2. A variable vibrator mechanism as claimed in claim 1, wherein one of said first members and second member are adapted to receive the other of said first members and second member.

3. A variable vibrator mechanism as claimed in claim 1, wherein said first members and second member are threadably engaged with one another.

4. A variable vibrator mechanism as claimed in claim 3, wherein said second member has two oppositely cut threaded portions to engage said first members.

5. A variable vibrator mechanism as claimed in claim 1, wherein said first members and second member are cylindrical.
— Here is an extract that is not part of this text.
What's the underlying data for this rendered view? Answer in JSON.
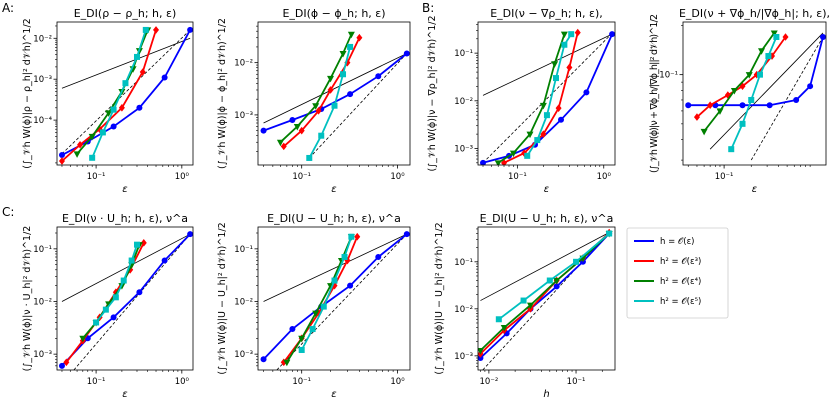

6. A variable vibrator mechanism as claimed in claim 1, wherein further comprising means for telescopically displacing said first and second members.

7. A variable vibrator mechanism as claimed in claim 6, wherein the means for telescopically displacing said first and second members is a hydraulic ram.

8. A variable vibrator mechanism as claimed in claim 1, wherein said vibrator mechanism comprises a plurality of pairs of first and second members, wherein each pair of first and second members are arranged telescopically with one another.

9. A vibrating screen machine including a variable vibrator mechanism according to claim 1.

10. A vibrating feeder machine including a variable vibrator mechanism according to claim 1.